On two of the five tables sit old-fashioned hand dial telephones, although these are for show rather than use…

Rothschild’s representative, the chairman, sits at the central table surrounded by the four other shareholders in the market. Once independent brokers, they now represent Deutsche Bank, the Bank of Nova Scotia, HSBC and Societe Generale.

The chairman declares the opening price. The fix is set when each shareholder has lowered his Union flag, signifying that a balance is achieved between buyers and sellers…

The meetings usually take around 15 minutes, although during the 1987 stock market crash the first meeting lasted more than two hours.”

Bankers basically meet each other twice a day in person or by phone and say something like I have x amount of gold to sell or dollars, pounds, silver, crops, etc., for x price. Another banker then agrees to that price or doesn’t, and whatever price was agreed here becomes the price of gold for jewelry sellers, gold to cash converters and pretty much everyone else.

Opportunities for manipulation are obvious and have been utilized as shown by the above cases, but now they claim the system has been reformed because they no longer use phones, instead they do all of the above online.

It is still the same bankers, it is still the same process of setting x for x price, with that price then becoming the price, but instead of calling each other they now type on some website.

The Securities and Exchanges Commission (SEC) demanded the same process before granting a bitcoin Exchange Traded Fund (ETF). So the Winklevoss twins set up the Gemini Auction which says:

“Market participants can place an auction-only market order (which will execute at the final auction price) or a limit order indicating the maximum buy price they are willing to pay, or minimum sell price they are willing to receive.

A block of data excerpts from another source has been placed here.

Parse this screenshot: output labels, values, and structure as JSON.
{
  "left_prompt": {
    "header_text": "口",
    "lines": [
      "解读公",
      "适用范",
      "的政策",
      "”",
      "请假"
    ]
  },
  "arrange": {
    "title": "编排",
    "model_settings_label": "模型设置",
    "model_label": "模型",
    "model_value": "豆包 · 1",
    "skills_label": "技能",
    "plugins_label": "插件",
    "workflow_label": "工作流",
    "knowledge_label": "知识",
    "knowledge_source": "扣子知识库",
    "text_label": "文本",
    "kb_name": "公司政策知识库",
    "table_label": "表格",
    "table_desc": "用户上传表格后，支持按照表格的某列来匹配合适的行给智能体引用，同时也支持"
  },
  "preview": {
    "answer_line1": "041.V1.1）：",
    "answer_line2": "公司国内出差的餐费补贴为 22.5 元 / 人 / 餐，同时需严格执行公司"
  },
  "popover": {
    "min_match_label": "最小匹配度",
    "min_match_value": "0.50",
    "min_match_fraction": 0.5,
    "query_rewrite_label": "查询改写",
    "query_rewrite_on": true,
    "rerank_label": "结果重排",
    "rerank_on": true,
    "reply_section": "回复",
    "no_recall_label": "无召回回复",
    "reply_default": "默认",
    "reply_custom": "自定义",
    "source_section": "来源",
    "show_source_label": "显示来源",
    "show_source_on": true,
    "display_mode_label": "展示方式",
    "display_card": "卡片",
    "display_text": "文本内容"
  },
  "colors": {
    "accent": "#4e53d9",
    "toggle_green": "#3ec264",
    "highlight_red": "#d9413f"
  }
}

The Gemini Auction will match the aggregate buy and sell demands from all participating orders and determine the price (“cross-price”) at which the largest quantity can be filled.”

SEC denied their ETF application anyway perhaps because it isn’t only banks that can take part in this auction and perhaps because no one pays any attention to this auction.

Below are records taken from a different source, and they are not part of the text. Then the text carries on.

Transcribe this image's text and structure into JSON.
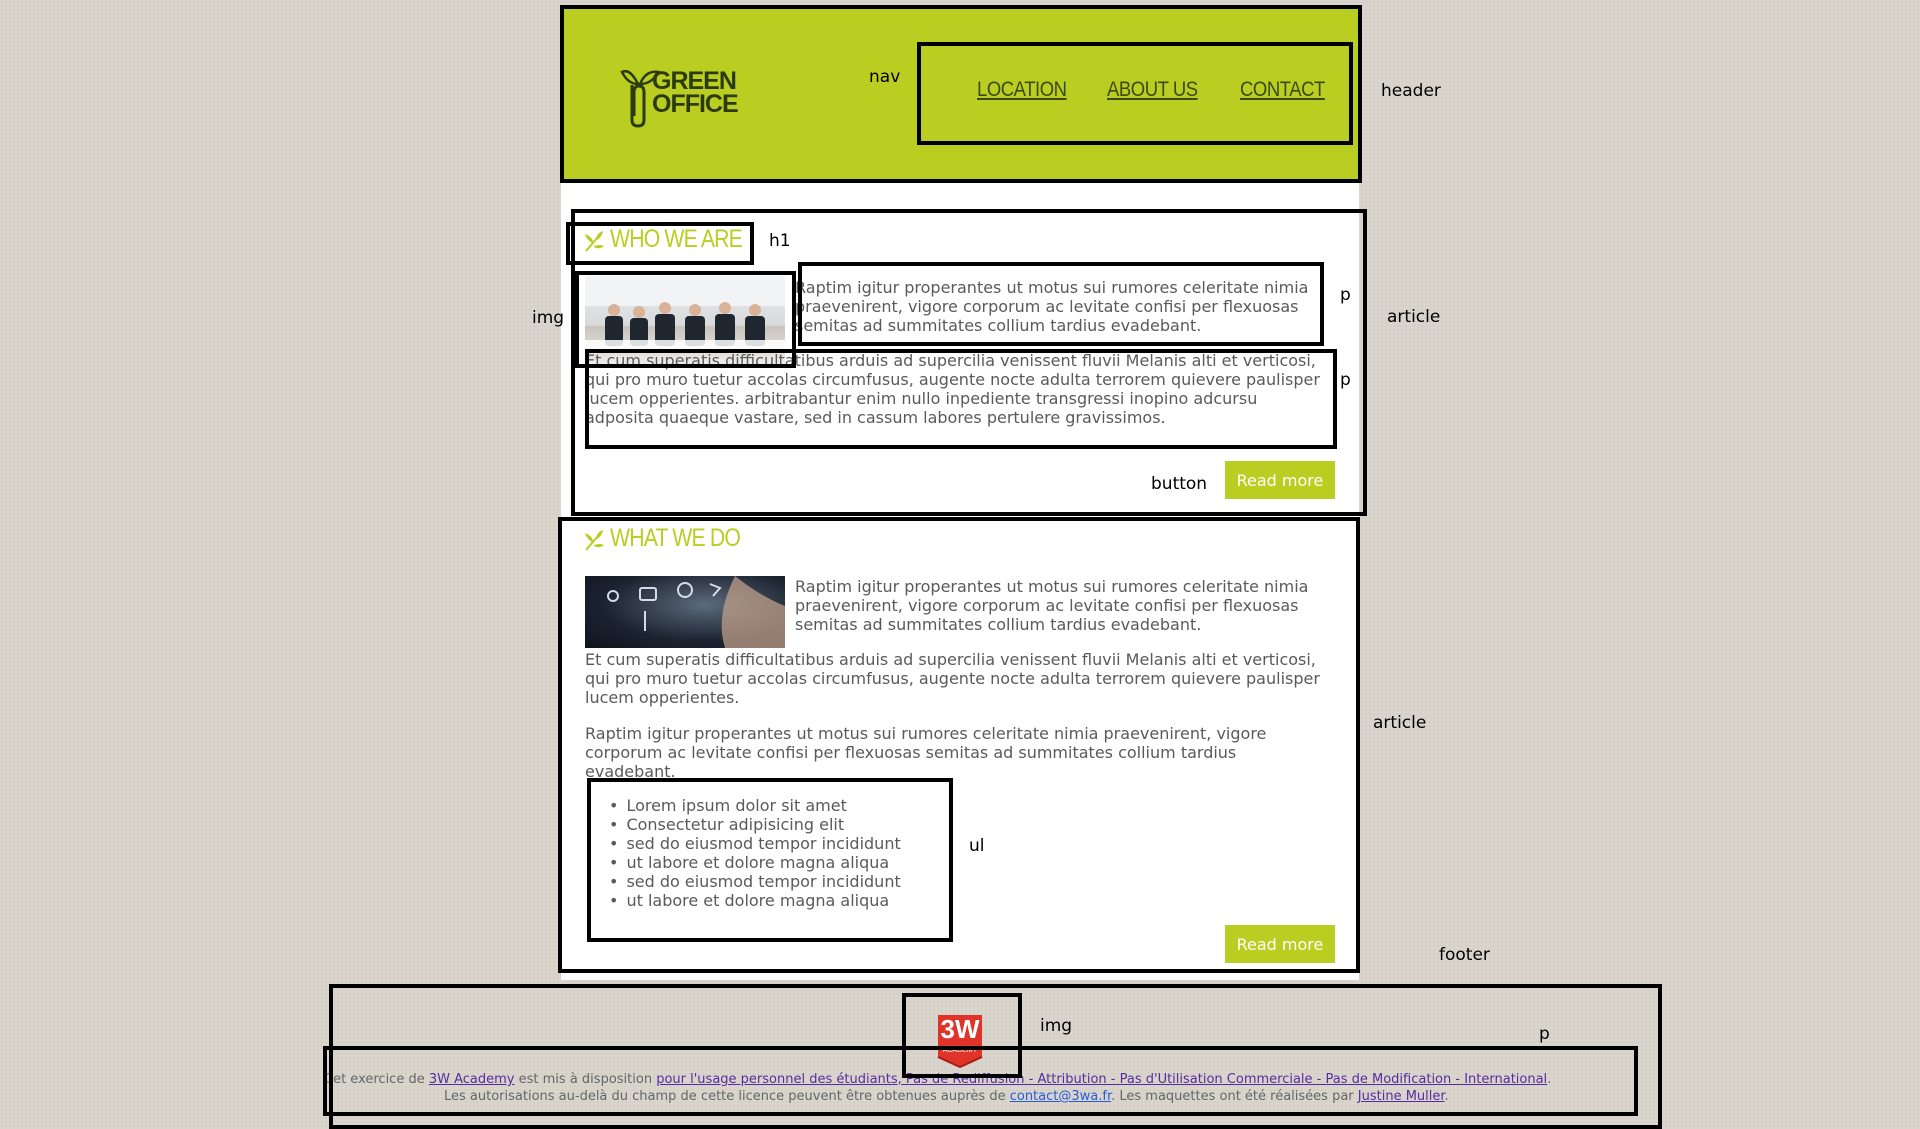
{
  "logo": {
    "line1": "GREEN",
    "line2": "OFFICE"
  },
  "nav": {
    "items": [
      {
        "label": "LOCATION"
      },
      {
        "label": "ABOUT US"
      },
      {
        "label": "CONTACT"
      }
    ]
  },
  "annotations": {
    "nav": "nav",
    "header": "header",
    "h1": "h1",
    "img": "img",
    "p1": "p",
    "p2": "p",
    "article1": "article",
    "button": "button",
    "article2": "article",
    "ul": "ul",
    "footer": "footer",
    "footer_img": "img",
    "footer_p": "p"
  },
  "article1": {
    "title": "WHO WE ARE",
    "p1": "Raptim igitur properantes ut motus sui rumores celeritate nimia praevenirent, vigore corporum ac levitate confisi per flexuosas semitas ad summitates collium tardius evadebant.",
    "p2": "Et cum superatis difficultatibus arduis ad supercilia venissent fluvii Melanis alti et verticosi, qui pro muro tuetur accolas circumfusus, augente nocte adulta terrorem quievere paulisper lucem opperientes. arbitrabantur enim nullo inpediente transgressi inopino adcursu adposita quaeque vastare, sed in cassum labores pertulere gravissimos.",
    "button": "Read more"
  },
  "article2": {
    "title": "WHAT WE DO",
    "p1": "Raptim igitur properantes ut motus sui rumores celeritate nimia praevenirent, vigore corporum ac levitate confisi per flexuosas semitas ad summitates collium tardius evadebant.",
    "p2": "Et cum superatis difficultatibus arduis ad supercilia venissent fluvii Melanis alti et verticosi, qui pro muro tuetur accolas circumfusus, augente nocte adulta terrorem quievere paulisper lucem opperientes.",
    "p3": "Raptim igitur properantes ut motus sui rumores celeritate nimia praevenirent, vigore corporum ac levitate confisi per flexuosas semitas ad summitates collium tardius evadebant.",
    "list": [
      "Lorem ipsum dolor sit amet",
      "Consectetur adipisicing elit",
      "sed do eiusmod tempor incididunt",
      "ut labore et dolore magna aliqua",
      "sed do eiusmod tempor incididunt",
      "ut labore et dolore magna aliqua"
    ],
    "button": "Read more"
  },
  "footer": {
    "badge_text": "3W",
    "badge_sub": "ACADEMY",
    "line1_pre": "Cet exercice de ",
    "line1_link1": "3W Academy",
    "line1_mid": " est mis à disposition ",
    "line1_link2": "pour l'usage personnel des étudiants, Pas de Rediffusion - Attribution - Pas d'Utilisation Commerciale - Pas de Modification - International",
    "line1_end": ".",
    "line2_pre": "Les autorisations au-delà du champ de cette licence peuvent être obtenues auprès de ",
    "line2_email": "contact@3wa.fr",
    "line2_mid": ". Les maquettes ont été réalisées par ",
    "line2_author": "Justine Muller",
    "line2_end": "."
  },
  "colors": {
    "accent": "#b9ce21",
    "text": "#5a5a5a"
  }
}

Instead of bankers trading in a secret room or a secret website, bitcoin is traded 24/7, across the world, in hundreds of exchanges, with millions of people undertaking billions of auction which give the price at any second.

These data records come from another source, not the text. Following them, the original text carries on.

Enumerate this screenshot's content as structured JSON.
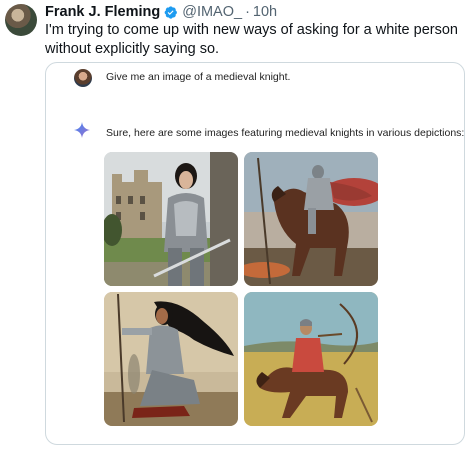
{
  "tweet": {
    "author_name": "Frank J. Fleming",
    "handle": "@IMAO_",
    "separator": "·",
    "time": "10h",
    "text": "I'm trying to come up with new ways of asking for a white person without explicitly saying so."
  },
  "chat": {
    "user_prompt": "Give me an image of a medieval knight.",
    "assistant_response": "Sure, here are some images featuring medieval knights in various depictions:"
  },
  "colors": {
    "verified_badge": "#1d9bf0",
    "sparkle": "#4285f4",
    "card_border": "#cfd9de",
    "secondary_text": "#536471"
  },
  "icons": {
    "verified": "verified-badge-icon",
    "gemini": "sparkle-icon"
  }
}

This very different set-up from traditional securities which usually can only be traded on one exchange, might make crypto price rigging at the fundamental level far more difficult than for gold or other commodities.

That’s because bankers do not control bitcoin and thus do not control its price, nor are bankers the main crypto traders. Nor does everyone effectively have to go through bankers to trade cryptos.

Instead, bitcoin and other cryptocurrencies have created a new financial system that looks like the old one in many respects, but is fundamentally different.

Not having to go through a bank might not sound like much, but considering just four banks account for $200 trillion of derivatives trading, it means not having a highly centralized cartel that can set the price.

There is of course probably still some manipulation in cryptos, but not of a fundamental level where three or four people effectively decide the price.

Any such manipulation in crypto therefore would probably be temporary or a one off, rather than a sustained conspiracy to lower gold’s price over a decade.

This challenges the role of bankers over the attribution of value, a prerogative they have held for millennials in part due to necessity because the old financial system requires intermediaries.

The new one has code alone as the intermediary. Therefore it disrupts banking as we know it, and it takes away or reduces their power over our money. In the process, it returns at least a bit more sovereignty to the people for it fundamentally challenges the centralizing effect – due to intermediaries – of the current financial system.

That’s of course in theory. In practice no system is perfect, but code money controlled by the people under rules that require no intermediary might be a bit better than four banks ruling the world.